Après trois mois de travaux, il n’était pas peu fier le Cantalien Michel Tafanel d’inaugurer son café Bonaparte tout nouveau, tout beau. Cette splendide affaire centenaire de Saint-Germain des Près qui a offert asile durant des décennies à des cohortes d’étudiants des Beaux-Arts est prête à affronter l’usure du temps.
La nouvelle décoration ne manque pas de charme ni de chaleur. Les boiseries sont si bien patinées qu’on leur donnerait deux siècles, les banquettes sont bien rembourrées et la lumière diffusée par les luminaires et des appliques est à la bonne température.
On est loin du simple relookage.

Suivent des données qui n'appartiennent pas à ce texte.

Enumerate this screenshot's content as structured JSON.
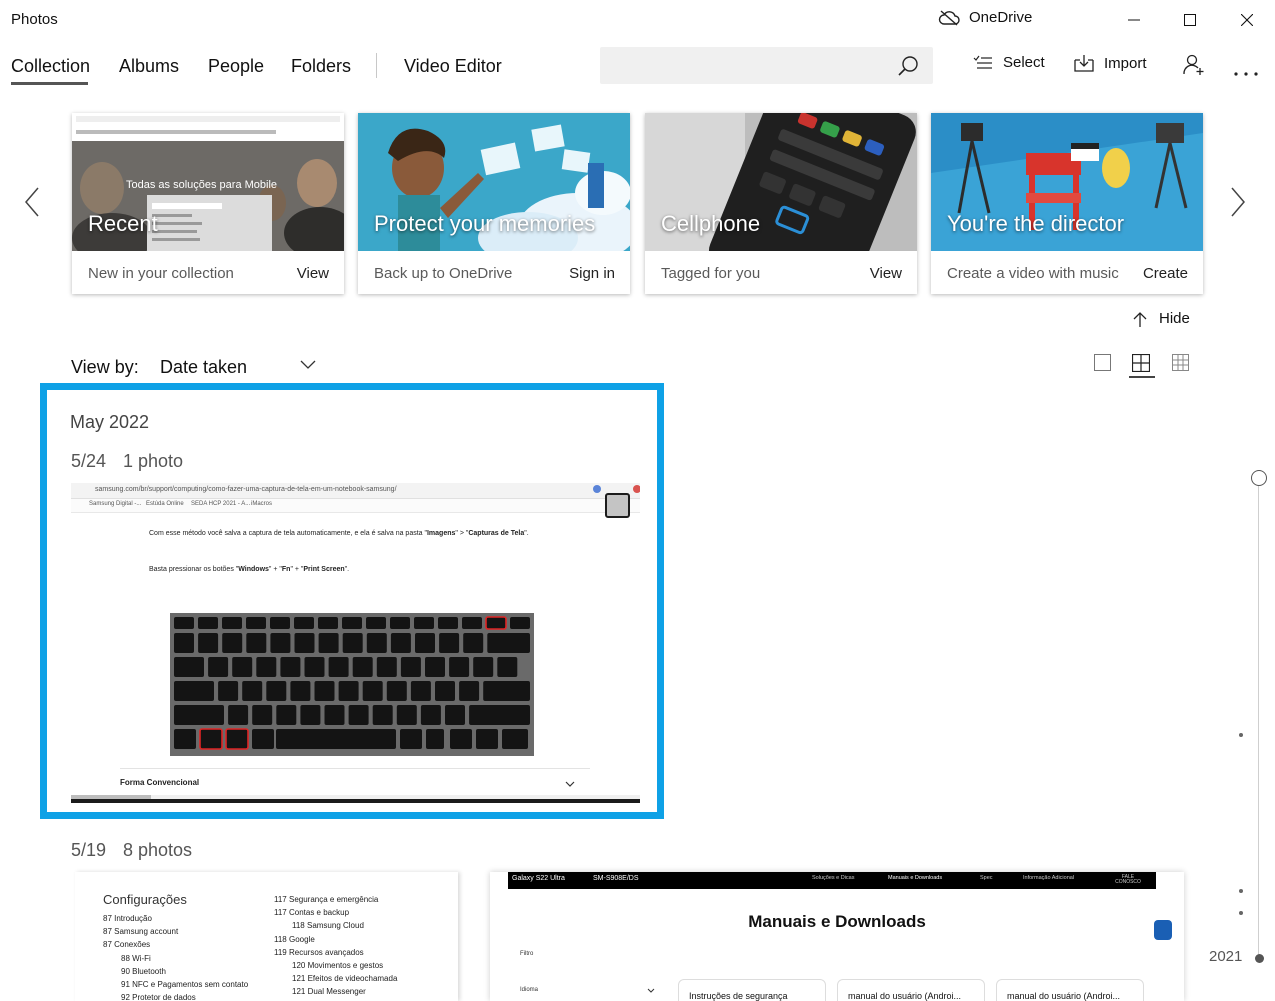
{
  "window": {
    "app_title": "Photos",
    "onedrive_label": "OneDrive"
  },
  "nav": {
    "tabs": [
      "Collection",
      "Albums",
      "People",
      "Folders",
      "Video Editor"
    ],
    "active_tab": "Collection"
  },
  "search": {
    "placeholder": ""
  },
  "toolbar": {
    "select_label": "Select",
    "import_label": "Import"
  },
  "cards": [
    {
      "title": "Recent",
      "subtitle": "New in your collection",
      "action": "View"
    },
    {
      "title": "Protect your memories",
      "subtitle": "Back up to OneDrive",
      "action": "Sign in"
    },
    {
      "title": "Cellphone",
      "subtitle": "Tagged for you",
      "action": "View"
    },
    {
      "title": "You're the director",
      "subtitle": "Create a video with music",
      "action": "Create"
    }
  ],
  "card_image_text": {
    "recent_overlay": "Todas as soluções para Mobile"
  },
  "hide_label": "Hide",
  "view_by": {
    "label": "View by:",
    "value": "Date taken"
  },
  "groups": [
    {
      "month": "May 2022",
      "days": [
        {
          "date": "5/24",
          "count": "1 photo"
        },
        {
          "date": "5/19",
          "count": "8 photos"
        }
      ]
    }
  ],
  "photo_1": {
    "url": "samsung.com/br/support/computing/como-fazer-uma-captura-de-tela-em-um-notebook-samsung/",
    "bookmarks": [
      "Samsung Digital -...",
      "Estúda Online",
      "SEDA HCP 2021 - A...",
      "iMacros"
    ],
    "line1_a": "Com esse método você salva a captura de tela automaticamente, e ela é salva na pasta \"",
    "line1_b": "Imagens",
    "line1_c": "\" > \"",
    "line1_d": "Capturas de Tela",
    "line1_e": "\".",
    "line2_a": "Basta pressionar os botões \"",
    "line2_b": "Windows",
    "line2_c": "\" + \"",
    "line2_d": "Fn",
    "line2_e": "\" + \"",
    "line2_f": "Print Screen",
    "line2_g": "\".",
    "section": "Forma Convencional"
  },
  "photo_2": {
    "heading": "Configurações",
    "left_items": [
      [
        "87",
        "Introdução"
      ],
      [
        "87",
        "Samsung account"
      ],
      [
        "87",
        "Conexões"
      ],
      [
        "88",
        "Wi-Fi"
      ],
      [
        "90",
        "Bluetooth"
      ],
      [
        "91",
        "NFC e Pagamentos sem contato"
      ],
      [
        "92",
        "Protetor de dados"
      ]
    ],
    "right_items": [
      [
        "117",
        "Segurança e emergência"
      ],
      [
        "117",
        "Contas e backup"
      ],
      [
        "118",
        "Samsung Cloud"
      ],
      [
        "118",
        "Google"
      ],
      [
        "119",
        "Recursos avançados"
      ],
      [
        "120",
        "Movimentos e gestos"
      ],
      [
        "121",
        "Efeitos de videochamada"
      ],
      [
        "121",
        "Dual Messenger"
      ]
    ]
  },
  "photo_3": {
    "model": "Galaxy S22 Ultra",
    "model_code": "SM-S908E/DS",
    "nav_items": [
      "Soluções e Dicas",
      "Manuais e Downloads",
      "Spec",
      "Informação Adicional",
      "FALE CONOSCO"
    ],
    "title": "Manuais e Downloads",
    "filter": "Filtro",
    "idioma": "Idioma",
    "docs": [
      "Instruções de segurança",
      "manual do usuário (Androi...",
      "manual do usuário (Androi..."
    ]
  },
  "timeline": {
    "year": "2021"
  },
  "colors": {
    "focus_border": "#0ea1e6"
  },
  "icons": [
    "cloud-off-icon",
    "minimize-icon",
    "maximize-icon",
    "close-icon",
    "search-icon",
    "select-list-icon",
    "import-icon",
    "add-person-icon",
    "more-icon",
    "chevron-left-icon",
    "chevron-right-icon",
    "arrow-up-icon",
    "chevron-down-icon",
    "single-view-icon",
    "medium-grid-icon",
    "small-grid-icon",
    "checkbox-icon"
  ]
}
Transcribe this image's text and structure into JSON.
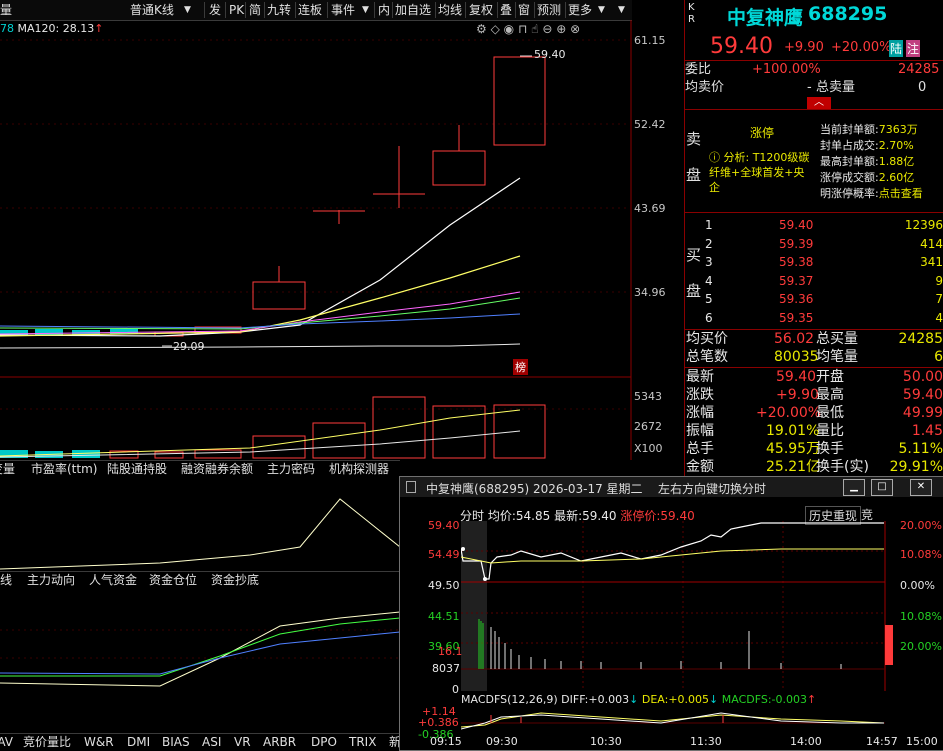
{
  "toolbar": {
    "left_cut": "量",
    "kline_type": "普通K线",
    "items": [
      "发",
      "PK",
      "简",
      "九转",
      "连板",
      "事件",
      "内",
      "加自选",
      "均线",
      "复权",
      "叠",
      "窗",
      "预测",
      "更多"
    ]
  },
  "ma_row": {
    "left_value": "78",
    "ma120_label": "MA120: 28.13"
  },
  "price_axis": [
    "61.15",
    "52.42",
    "43.69",
    "34.96"
  ],
  "annotations": {
    "high_marker": "59.40",
    "low_marker": "29.09",
    "bang_badge": "榜"
  },
  "volume_axis": [
    "5343",
    "2672",
    "X100"
  ],
  "indicator_tabs": [
    "变量",
    "市盈率(ttm)",
    "陆股通持股",
    "融资融券余额",
    "主力密码",
    "机构探测器"
  ],
  "indicator_tabs2": [
    "线",
    "主力动向",
    "人气资金",
    "资金仓位",
    "资金抄底"
  ],
  "bottom_tabs": [
    "MAV",
    "竞价量比",
    "W&R",
    "DMI",
    "BIAS",
    "ASI",
    "VR",
    "ARBR",
    "DPO",
    "TRIX",
    "新"
  ],
  "quote": {
    "side_letters": [
      "K",
      "R"
    ],
    "name": "中复神鹰",
    "code": "688295",
    "price": "59.40",
    "change": "+9.90",
    "change_pct": "+20.00%",
    "tag_lu": "陆",
    "tag_zhu": "注",
    "weibi_label": "委比",
    "weibi_value": "+100.00%",
    "weicha_value": "24285",
    "avg_sell_label": "均卖价",
    "avg_sell_value": "-",
    "total_sell_label": "总卖量",
    "total_sell_value": "0",
    "sell_side_label": [
      "卖",
      "盘"
    ],
    "zhangting": "涨停",
    "fenxi_text": "分析: T1200级碳纤维+全球首发+央企",
    "stats": [
      {
        "label": "当前封单额:",
        "value": "7363万"
      },
      {
        "label": "封单占成交:",
        "value": "2.70%"
      },
      {
        "label": "最高封单额:",
        "value": "1.88亿"
      },
      {
        "label": "涨停成交额:",
        "value": "2.60亿"
      },
      {
        "label": "明涨停概率:",
        "value": "点击查看"
      }
    ],
    "buy_side_label": [
      "买",
      "盘"
    ],
    "bids": [
      {
        "lvl": "1",
        "price": "59.40",
        "vol": "12396"
      },
      {
        "lvl": "2",
        "price": "59.39",
        "vol": "414"
      },
      {
        "lvl": "3",
        "price": "59.38",
        "vol": "341"
      },
      {
        "lvl": "4",
        "price": "59.37",
        "vol": "9"
      },
      {
        "lvl": "5",
        "price": "59.36",
        "vol": "7"
      },
      {
        "lvl": "6",
        "price": "59.35",
        "vol": "4"
      }
    ],
    "summary1": [
      {
        "l": "均买价",
        "v": "56.02",
        "l2": "总买量",
        "v2": "24285"
      },
      {
        "l": "总笔数",
        "v": "80035",
        "l2": "均笔量",
        "v2": "6"
      }
    ],
    "summary2": [
      {
        "l": "最新",
        "v": "59.40",
        "l2": "开盘",
        "v2": "50.00"
      },
      {
        "l": "涨跌",
        "v": "+9.90",
        "l2": "最高",
        "v2": "59.40"
      },
      {
        "l": "涨幅",
        "v": "+20.00%",
        "l2": "最低",
        "v2": "49.99"
      },
      {
        "l": "振幅",
        "v": "19.01%",
        "l2": "量比",
        "v2": "1.45"
      },
      {
        "l": "总手",
        "v": "45.95万",
        "l2": "换手",
        "v2": "5.11%"
      },
      {
        "l": "金额",
        "v": "25.21亿",
        "l2": "换手(实)",
        "v2": "29.91%"
      }
    ]
  },
  "popup": {
    "title": "中复神鹰(688295) 2026-03-17 星期二",
    "hint": "左右方向键切换分时",
    "header": {
      "fs": "分时",
      "avg_label": "均价:",
      "avg": "54.85",
      "last_label": "最新:",
      "last": "59.40",
      "limit_label": "涨停价:",
      "limit": "59.40"
    },
    "history_btn": "历史重现",
    "cut_btn": "竞",
    "left_axis": [
      "59.40",
      "54.49",
      "49.50",
      "44.51",
      "39.60"
    ],
    "right_axis": [
      "20.00%",
      "10.08%",
      "0.00%",
      "10.08%",
      "20.00%"
    ],
    "vol_axis": [
      "16.1",
      "8037",
      "0"
    ],
    "macd": {
      "label": "MACDFS(12,26,9)",
      "diff_label": "DIFF:",
      "diff": "+0.003",
      "dea_label": "DEA:",
      "dea": "+0.005",
      "macd_label": "MACDFS:",
      "macd": "-0.003"
    },
    "macd_axis": [
      "+1.14",
      "+0.386",
      "-0.386"
    ],
    "time_axis": [
      "09:15",
      "09:30",
      "10:30",
      "11:30",
      "14:00",
      "14:57",
      "15:00"
    ]
  }
}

La rénovation en profondeur signée Lafond a permis de gagner une trentaine de mètres carrés. Autrefois souterraine, la cuisine a été remontée au rez-de-chaussée, le long comptoir parallèle à la terrasse a été déplacé, et les toilettes descendues en sous-sol. Plus modernes, elles ne rebuteront plus les clientes Japonaises sensibles. D’autant qu’on y accède si l’on veut par un ascenseur de bois et de verre, un investissement de 150 000 € qui assure l’accès aux handicapés.
Cet ascenseur promet de devenir une des attractions du Bonaparte. On appuie sur le bouton et hop apparaît au travers des parois de verre Napoléon et… Marie-Louise. Badaboum ! Un anachronisme pour ceux qui aiment Bonaparte le général révolutionnaire -le héros d’Arcole et d’Egypte- et détestent Napoléon le tyran. Et pourquoi faire apparaître la petite nièce de Marie-Antoinette et non Joséphine, l’épouse légitime de Bonaparte ? Est-ce pour la punir de ses infidélités qu’elle se trouve rejetée aux oubliettes de l’histoire dans le café qui porte le nom de son mari. Les Bonapartistes et les officiers grincheux risquent de tousser devant un empereur qui porte à droite ses décorations et sa cocarde…Mais pour Richard Lafond, le décorateur, il n’était pas question de perdre l’identité de ce café germanopratin en tombant dans le style Empire. Il a donc enterré l’Empire.